Ce travail d’alerte et de sensibilisation des élus a été suffisamment efficace pour que de nombreux représentants de la Nation s’alarment et décident de s’opposer à ces deux articles du projet de loi. Plusieurs amendements similaires ont été déposés pour leur retrait. C’est ainsi, fait assez exceptionnel, que lors du vote des amendements sur l’article 38, l’un des derniers, à deux heures du matin, 180 députés étaient encore présents dans l’hémicycle.

Si – et nous le regrettons – l’article 25 a été assez facilement sauvé par le gouvernement, il n’en a pas été de même de l’article 38, organisant de fait l’opacité du lobbying religieux auprès des autorités et des élus de la République. C’est sur cet article-là que s’est concentrée la bataille. Elle a duré près d’une heure. On a pu voir le Ministre des Finances et le rapporteur, démontrant ainsi à quel point ils étaient sous la pression de lobbies qui selon eux n’existent pas, monopoliser la parole, enchaîner analyses paradoxales et demi-vérités dénoncées par leurs opposants, pesant de toute l’autorité du gouvernement du groupe parlementaire LREM pour que les amendements soient rejetés. Sont venus à leur aide tous les députés « Les Républicains », qui semblaient manifestement « en plein accord » avec LREM et le gouvernement... M. Le Fur, député « Les Républicains » de la 3ème circonscription des Côtes-d’Armor, illustrant le degré d’absurdité auquel sont parvenus les partisans de cet article dans leur défense surréaliste, en est venu à adjurer ses collègues de ne pas voter ces amendements le jour où le Président de la République était à Rome en train de se faire introniser chanoine de Latran, comme si ce vote était une sorte de péché commis contre M. Macron !

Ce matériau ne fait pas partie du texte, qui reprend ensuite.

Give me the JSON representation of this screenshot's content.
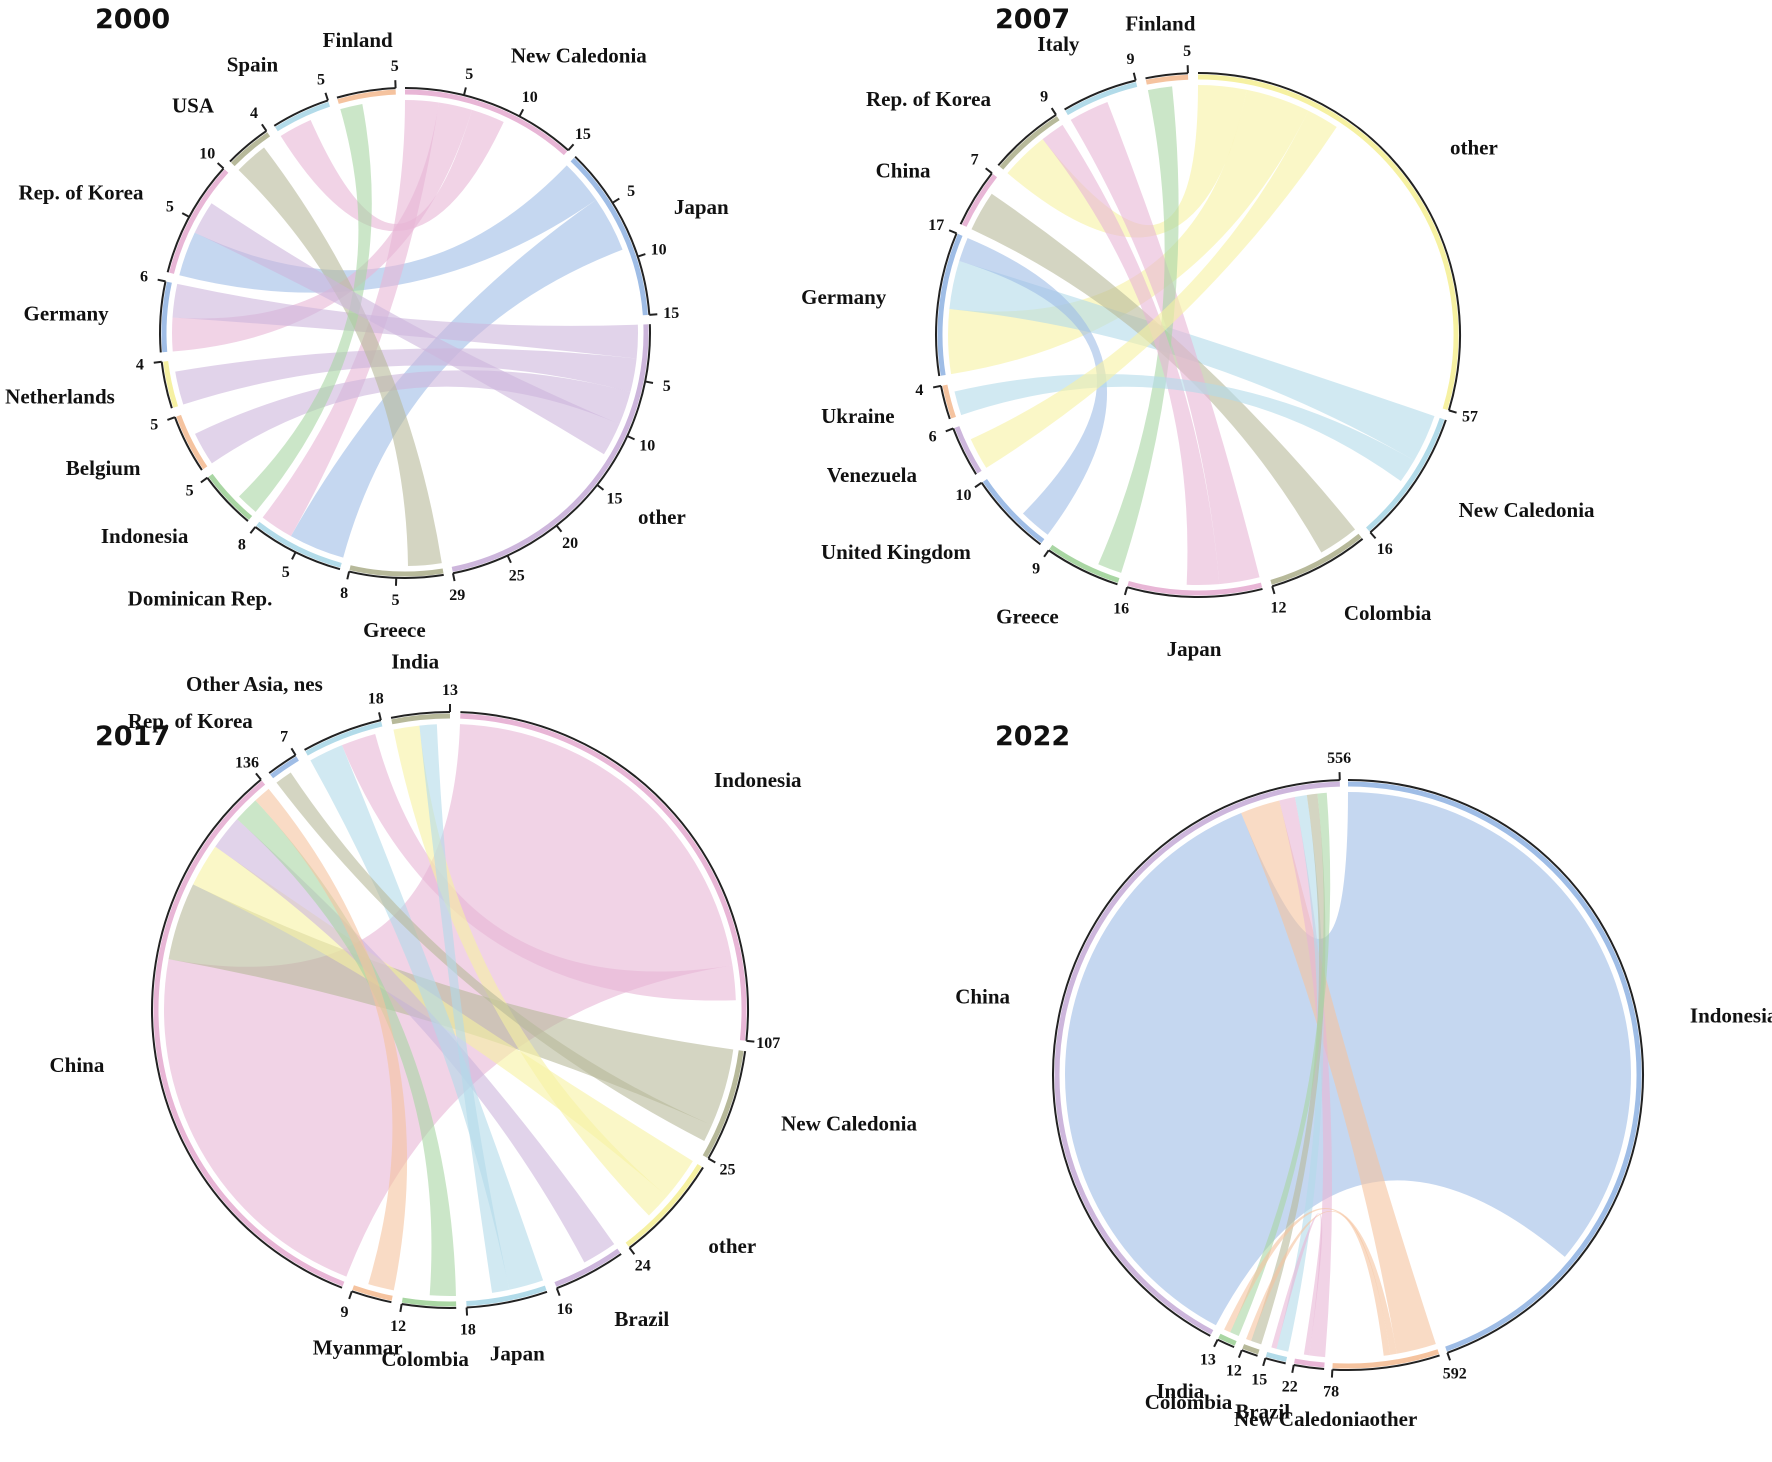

Mais on a aussi assisté à la bataille des députés LREM opposés à ces renoncements à la laïcité. Nous remercions en particulier pour leur courage et la clarté de leur parole Mme Stéphanie Kerbarh, députée de la 9ème circonscription de la Seine-Maritime, porteuse de l’amendement de suppression de l’article 38, et Monsieur Jean-Louis Touraine, député de la 3ème circonscription du Rhône, son principal soutien. Nous remercions aussi avec reconnaissance Mme Valérie Rabault, députée de la 1ère circonscription du Tarn-et-Garonne, présidente du Groupe Nouvelle gauche à l’Assemblée nationale, pour la remarquable qualité technique et éthique de ses interventions, si efficaces et convaincantes qu’après chacune d’entre elles, le ministre s’est senti obligé d’intervenir pour « noyer le poisson ».

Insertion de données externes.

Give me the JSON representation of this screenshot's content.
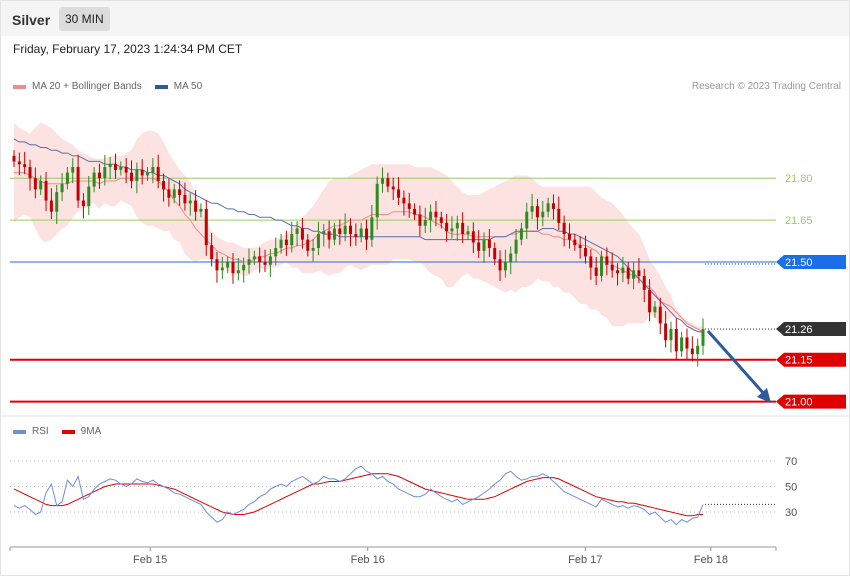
{
  "header": {
    "instrument": "Silver",
    "timeframe": "30 MIN"
  },
  "timestamp": "Friday, February 17, 2023 1:24:34 PM CET",
  "legend": {
    "main": [
      {
        "name": "MA 20 + Bollinger Bands",
        "color": "#f28b8b"
      },
      {
        "name": "MA 50",
        "color": "#2f5a9e"
      }
    ],
    "rsi": [
      {
        "name": "RSI",
        "color": "#6f8ed9"
      },
      {
        "name": "9MA",
        "color": "#e00000"
      }
    ]
  },
  "credit": "Research © 2023 Trading Central",
  "colors": {
    "bull": "#2e8b1e",
    "bear": "#c40000",
    "band_fill": "#fde2e2",
    "ma20": "#f28b8b",
    "ma50": "#5a6fa8",
    "resistance": "#9ccc65",
    "pivot": "#1a6ee8",
    "support": "#e00000",
    "arrow": "#2f5a9e",
    "current": "#333333"
  },
  "chart_data": [
    {
      "type": "candlestick",
      "ylim": [
        20.97,
        22.08
      ],
      "x_ticks": [
        {
          "label": "Feb 15",
          "pos": 0.183
        },
        {
          "label": "Feb 16",
          "pos": 0.467
        },
        {
          "label": "Feb 17",
          "pos": 0.751
        },
        {
          "label": "Feb 18",
          "pos": 0.915
        }
      ],
      "levels": [
        {
          "label": "21.80",
          "value": 21.8,
          "kind": "resistance"
        },
        {
          "label": "21.65",
          "value": 21.65,
          "kind": "resistance"
        },
        {
          "label": "21.50",
          "value": 21.5,
          "kind": "pivot"
        },
        {
          "label": "21.26",
          "value": 21.26,
          "kind": "current"
        },
        {
          "label": "21.15",
          "value": 21.15,
          "kind": "support"
        },
        {
          "label": "21.00",
          "value": 21.0,
          "kind": "support"
        }
      ],
      "close": [
        21.86,
        21.85,
        21.84,
        21.8,
        21.76,
        21.79,
        21.72,
        21.68,
        21.75,
        21.78,
        21.82,
        21.84,
        21.72,
        21.7,
        21.77,
        21.82,
        21.8,
        21.84,
        21.85,
        21.83,
        21.84,
        21.82,
        21.79,
        21.83,
        21.81,
        21.82,
        21.84,
        21.79,
        21.76,
        21.73,
        21.76,
        21.74,
        21.71,
        21.72,
        21.68,
        21.69,
        21.56,
        21.51,
        21.47,
        21.48,
        21.5,
        21.46,
        21.47,
        21.49,
        21.51,
        21.52,
        21.5,
        21.49,
        21.52,
        21.55,
        21.58,
        21.56,
        21.6,
        21.62,
        21.58,
        21.54,
        21.55,
        21.6,
        21.61,
        21.58,
        21.62,
        21.6,
        21.63,
        21.6,
        21.59,
        21.62,
        21.58,
        21.66,
        21.78,
        21.8,
        21.77,
        21.76,
        21.73,
        21.71,
        21.69,
        21.67,
        21.63,
        21.65,
        21.68,
        21.66,
        21.64,
        21.61,
        21.62,
        21.64,
        21.6,
        21.61,
        21.57,
        21.54,
        21.58,
        21.55,
        21.51,
        21.47,
        21.5,
        21.53,
        21.58,
        21.62,
        21.68,
        21.7,
        21.66,
        21.68,
        21.71,
        21.69,
        21.64,
        21.6,
        21.58,
        21.56,
        21.55,
        21.52,
        21.48,
        21.45,
        21.52,
        21.49,
        21.47,
        21.46,
        21.48,
        21.44,
        21.47,
        21.45,
        21.4,
        21.32,
        21.34,
        21.28,
        21.22,
        21.26,
        21.18,
        21.23,
        21.19,
        21.17,
        21.2,
        21.26
      ],
      "bb_upper": [
        22.0,
        21.98,
        21.97,
        21.96,
        21.98,
        22.0,
        21.99,
        21.98,
        21.96,
        21.94,
        21.93,
        21.92,
        21.9,
        21.89,
        21.88,
        21.87,
        21.87,
        21.87,
        21.88,
        21.88,
        21.88,
        21.89,
        21.9,
        21.94,
        21.96,
        21.97,
        21.97,
        21.96,
        21.93,
        21.89,
        21.86,
        21.83,
        21.81,
        21.79,
        21.74,
        21.69,
        21.65,
        21.61,
        21.59,
        21.58,
        21.57,
        21.57,
        21.56,
        21.55,
        21.55,
        21.55,
        21.56,
        21.57,
        21.58,
        21.58,
        21.59,
        21.6,
        21.62,
        21.64,
        21.66,
        21.68,
        21.7,
        21.73,
        21.76,
        21.79,
        21.8,
        21.8,
        21.8,
        21.81,
        21.82,
        21.83,
        21.84,
        21.85,
        21.85,
        21.85,
        21.85,
        21.85,
        21.85,
        21.85,
        21.85,
        21.84,
        21.84,
        21.84,
        21.84,
        21.83,
        21.82,
        21.81,
        21.79,
        21.77,
        21.75,
        21.74,
        21.74,
        21.74,
        21.75,
        21.76,
        21.77,
        21.78,
        21.79,
        21.8,
        21.81,
        21.81,
        21.81,
        21.8,
        21.78,
        21.77,
        21.77,
        21.77,
        21.77,
        21.77,
        21.77,
        21.77,
        21.77,
        21.77,
        21.77,
        21.75,
        21.73,
        21.72,
        21.71,
        21.69,
        21.67,
        21.64,
        21.62,
        21.6,
        21.56,
        21.51,
        21.48,
        21.45,
        21.41,
        21.38,
        21.33,
        21.31,
        21.29,
        21.28,
        21.27,
        21.27
      ],
      "ma20": [
        21.82,
        21.82,
        21.82,
        21.81,
        21.8,
        21.79,
        21.78,
        21.78,
        21.78,
        21.78,
        21.78,
        21.79,
        21.79,
        21.79,
        21.79,
        21.79,
        21.78,
        21.79,
        21.79,
        21.79,
        21.8,
        21.8,
        21.8,
        21.8,
        21.8,
        21.8,
        21.8,
        21.79,
        21.77,
        21.75,
        21.72,
        21.7,
        21.67,
        21.65,
        21.62,
        21.6,
        21.58,
        21.56,
        21.54,
        21.53,
        21.52,
        21.51,
        21.51,
        21.5,
        21.5,
        21.51,
        21.52,
        21.52,
        21.53,
        21.53,
        21.54,
        21.55,
        21.55,
        21.56,
        21.56,
        21.57,
        21.58,
        21.6,
        21.61,
        21.62,
        21.63,
        21.63,
        21.64,
        21.65,
        21.65,
        21.65,
        21.66,
        21.67,
        21.67,
        21.67,
        21.67,
        21.68,
        21.68,
        21.68,
        21.68,
        21.67,
        21.67,
        21.66,
        21.65,
        21.64,
        21.63,
        21.61,
        21.6,
        21.6,
        21.6,
        21.6,
        21.59,
        21.59,
        21.59,
        21.59,
        21.59,
        21.59,
        21.59,
        21.6,
        21.6,
        21.61,
        21.61,
        21.61,
        21.61,
        21.6,
        21.6,
        21.59,
        21.59,
        21.58,
        21.58,
        21.57,
        21.56,
        21.56,
        21.55,
        21.54,
        21.52,
        21.51,
        21.49,
        21.48,
        21.47,
        21.46,
        21.45,
        21.44,
        21.42,
        21.41,
        21.39,
        21.36,
        21.35,
        21.34,
        21.32,
        21.3,
        21.28,
        21.27,
        21.26,
        21.25
      ],
      "ma50": [
        21.94,
        21.93,
        21.93,
        21.92,
        21.92,
        21.91,
        21.91,
        21.9,
        21.9,
        21.89,
        21.89,
        21.88,
        21.88,
        21.87,
        21.86,
        21.86,
        21.86,
        21.85,
        21.85,
        21.85,
        21.84,
        21.84,
        21.83,
        21.83,
        21.83,
        21.82,
        21.82,
        21.81,
        21.81,
        21.8,
        21.79,
        21.78,
        21.76,
        21.75,
        21.74,
        21.73,
        21.72,
        21.71,
        21.71,
        21.7,
        21.69,
        21.69,
        21.68,
        21.68,
        21.67,
        21.67,
        21.66,
        21.66,
        21.66,
        21.65,
        21.65,
        21.64,
        21.63,
        21.63,
        21.62,
        21.62,
        21.61,
        21.61,
        21.6,
        21.6,
        21.6,
        21.59,
        21.59,
        21.59,
        21.59,
        21.59,
        21.59,
        21.59,
        21.59,
        21.59,
        21.59,
        21.59,
        21.59,
        21.59,
        21.59,
        21.59,
        21.59,
        21.58,
        21.58,
        21.58,
        21.58,
        21.58,
        21.58,
        21.58,
        21.58,
        21.58,
        21.58,
        21.58,
        21.58,
        21.58,
        21.59,
        21.59,
        21.59,
        21.6,
        21.61,
        21.61,
        21.61,
        21.61,
        21.61,
        21.62,
        21.62,
        21.62,
        21.61,
        21.61,
        21.6,
        21.6,
        21.59,
        21.58,
        21.57,
        21.56,
        21.55,
        21.54,
        21.53,
        21.52,
        21.5,
        21.48,
        21.46,
        21.44,
        21.42,
        21.4,
        21.38,
        21.36,
        21.34,
        21.32,
        21.3,
        21.29,
        21.27,
        21.26,
        21.25,
        21.25
      ]
    },
    {
      "type": "line",
      "title": "RSI",
      "ylim": [
        8,
        85
      ],
      "y_ticks": [
        70,
        50,
        30
      ],
      "series": [
        {
          "name": "RSI",
          "values": [
            35,
            33,
            35,
            32,
            28,
            30,
            45,
            52,
            35,
            38,
            55,
            50,
            58,
            40,
            42,
            48,
            52,
            54,
            56,
            55,
            52,
            50,
            52,
            56,
            54,
            53,
            55,
            52,
            50,
            48,
            45,
            44,
            42,
            40,
            38,
            36,
            30,
            26,
            22,
            24,
            30,
            28,
            30,
            32,
            36,
            38,
            42,
            44,
            48,
            50,
            52,
            50,
            54,
            56,
            58,
            55,
            52,
            54,
            58,
            56,
            56,
            54,
            56,
            60,
            64,
            66,
            62,
            60,
            56,
            58,
            54,
            52,
            48,
            46,
            44,
            42,
            42,
            44,
            48,
            45,
            42,
            40,
            38,
            40,
            36,
            38,
            40,
            42,
            45,
            48,
            52,
            55,
            60,
            62,
            58,
            55,
            56,
            58,
            58,
            60,
            58,
            54,
            50,
            46,
            44,
            42,
            40,
            38,
            36,
            34,
            40,
            38,
            36,
            34,
            35,
            33,
            35,
            34,
            32,
            28,
            30,
            26,
            22,
            24,
            20,
            24,
            22,
            25,
            26,
            36
          ]
        },
        {
          "name": "9MA",
          "values": [
            48,
            46,
            44,
            42,
            40,
            38,
            36,
            35,
            35,
            35,
            36,
            38,
            40,
            42,
            44,
            46,
            48,
            50,
            51,
            52,
            52,
            52,
            52,
            52,
            52,
            52,
            52,
            51,
            50,
            49,
            48,
            46,
            44,
            42,
            40,
            38,
            36,
            34,
            32,
            30,
            29,
            28,
            28,
            28,
            29,
            30,
            32,
            34,
            36,
            38,
            40,
            42,
            44,
            46,
            48,
            50,
            52,
            52,
            53,
            54,
            54,
            54,
            55,
            56,
            57,
            58,
            59,
            60,
            60,
            60,
            60,
            59,
            58,
            56,
            54,
            52,
            50,
            48,
            47,
            46,
            45,
            44,
            43,
            42,
            41,
            40,
            40,
            40,
            40,
            41,
            42,
            44,
            46,
            48,
            50,
            52,
            54,
            55,
            56,
            57,
            57,
            57,
            56,
            54,
            52,
            50,
            48,
            46,
            44,
            42,
            41,
            40,
            39,
            38,
            38,
            37,
            37,
            36,
            35,
            34,
            33,
            32,
            31,
            30,
            29,
            28,
            27,
            27,
            28,
            28
          ]
        }
      ]
    }
  ]
}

Malgré le combat mené par ces trois-là et par d’autres, que nous saluons même si nous ne pouvons tous les nommer, les amendements fusionnés de la Nouvelle gauche et des laïques de LREM ont été rejetés, par 87 voix contre 85. 64 députés LREM opposés au texte de l’article 38, étaient présents sur les bancs.

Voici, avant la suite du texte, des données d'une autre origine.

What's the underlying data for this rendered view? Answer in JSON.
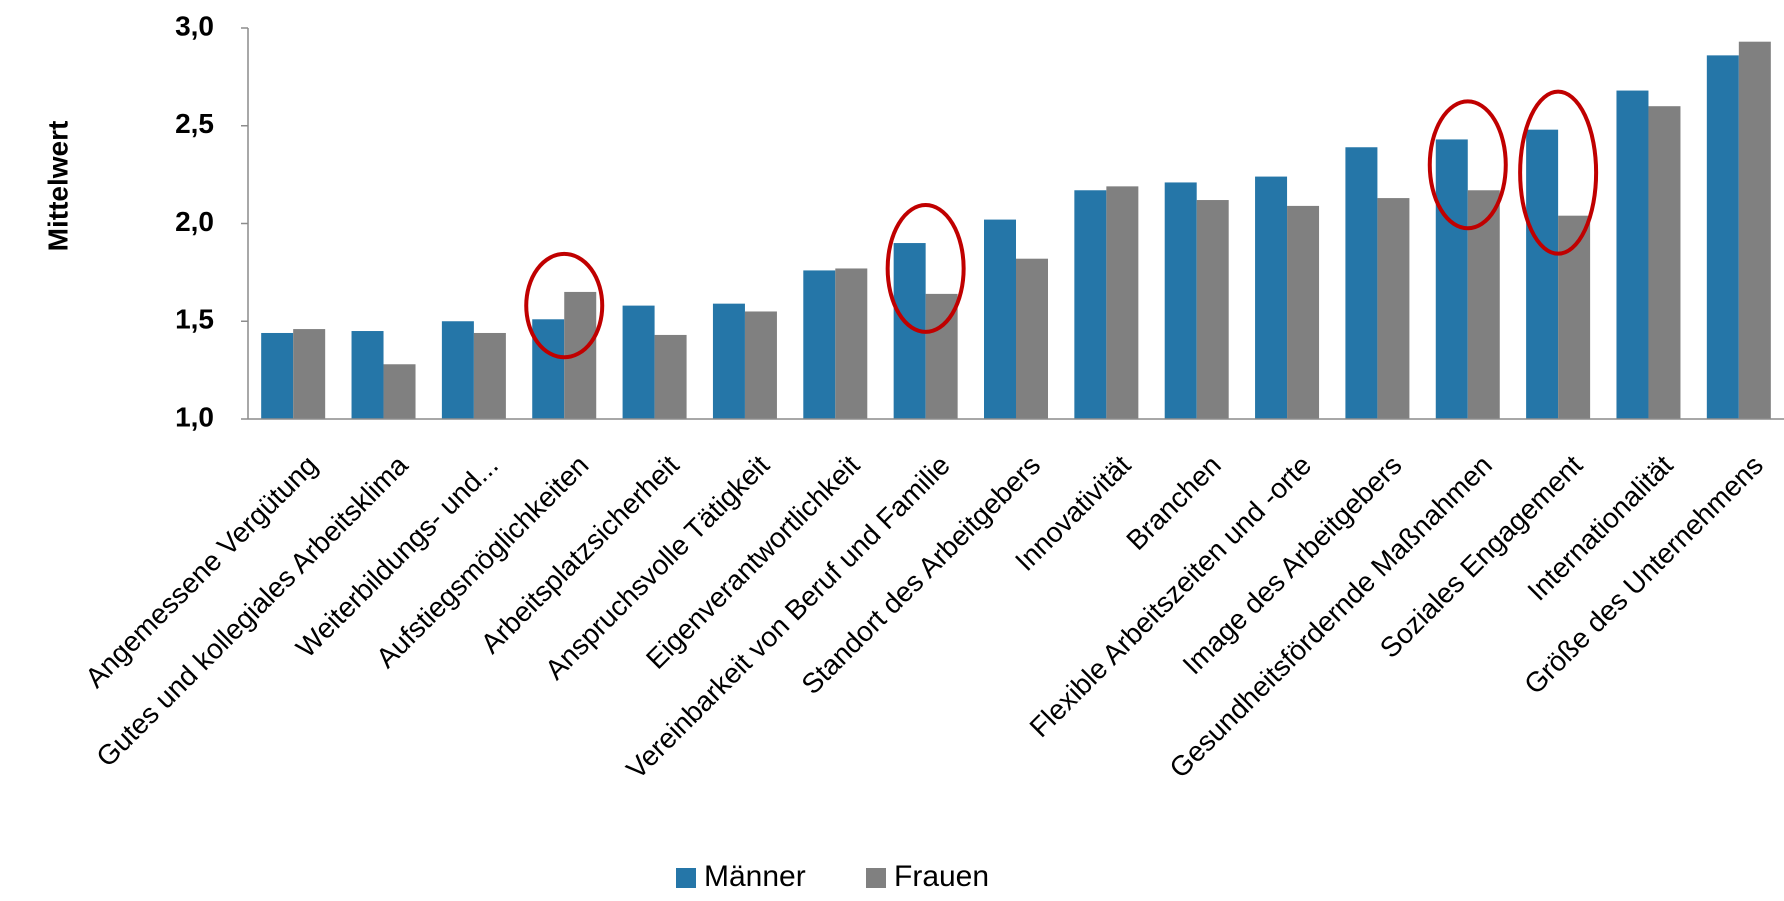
{
  "chart_data": {
    "type": "bar",
    "title": "",
    "xlabel": "",
    "ylabel": "Mittelwert",
    "ylim": [
      1.0,
      3.0
    ],
    "yticks": [
      "1,0",
      "1,5",
      "2,0",
      "2,5",
      "3,0"
    ],
    "ytick_values": [
      1.0,
      1.5,
      2.0,
      2.5,
      3.0
    ],
    "grid": false,
    "legend_position": "bottom",
    "categories": [
      "Angemessene Vergütung",
      "Gutes und kollegiales Arbeitsklima",
      "Weiterbildungs- und...",
      "Aufstiegsmöglichkeiten",
      "Arbeitsplatzsicherheit",
      "Anspruchsvolle Tätigkeit",
      "Eigenverantwortlichkeit",
      "Vereinbarkeit von Beruf und Familie",
      "Standort des Arbeitgebers",
      "Innovativität",
      "Branchen",
      "Flexible Arbeitszeiten und -orte",
      "Image des Arbeitgebers",
      "Gesundheitsfördernde Maßnahmen",
      "Soziales Engagement",
      "Internationalität",
      "Größe des Unternehmens"
    ],
    "series": [
      {
        "name": "Männer",
        "color": "#2576a8",
        "values": [
          1.44,
          1.45,
          1.5,
          1.51,
          1.58,
          1.59,
          1.76,
          1.9,
          2.02,
          2.17,
          2.21,
          2.24,
          2.39,
          2.43,
          2.48,
          2.68,
          2.86
        ]
      },
      {
        "name": "Frauen",
        "color": "#808080",
        "values": [
          1.46,
          1.28,
          1.44,
          1.65,
          1.43,
          1.55,
          1.77,
          1.64,
          1.82,
          2.19,
          2.12,
          2.09,
          2.13,
          2.17,
          2.04,
          2.6,
          2.93
        ]
      }
    ],
    "highlighted_categories": [
      3,
      7,
      13,
      14
    ],
    "highlight_color": "#c00000"
  }
}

Cette défaite est lourde de conséquence, mais elle est aussi porteuse d’un espoir. En quelques jours, le CLR et d’autres associations ont suffisamment mobilisé pour que le réflexe laïque joue à plein et vienne inquiéter un gouvernement appuyé sur un groupe parlementaire très majoritaire et souvent très « obéissant ». Qu’en serait-il si nous nous donnions les moyens d’un dialogue fructueux, ouvert et positif avec les élus laïques et républicains de tous bords ?

Qu’en serait-il aussi, et nous abordons là la partie la plus grave et la plus attristante de notre questionnement, si la gauche, dont la tradition d’émancipation et de justice sociale est fondée sur la laïcité, avait joué son rôle ? Si le groupe « La France insoumise » au lieu des 4 présents en séance, avait réuni ses 17 membres ? Si le groupe « Nouvelle gauche » au lieu des 5 présents en séance, avait réuni ses 30 membres ? Si le groupe « Gauche démocrate et républicaine » au lieu des 3 présents en séance, avait réuni ses 16 membres ? Mesdames et Messieurs les députés de gauche, où étiez-vous ? Qu’avez-vous laissé faire ? Nous vous poserons longtemps ces questions.

Notre objectif est désormais clair, réunir les laïques, participer à la construction d’une alternative au retour des lobbies religieux riches et incontrôlés, dans notre société de liberté.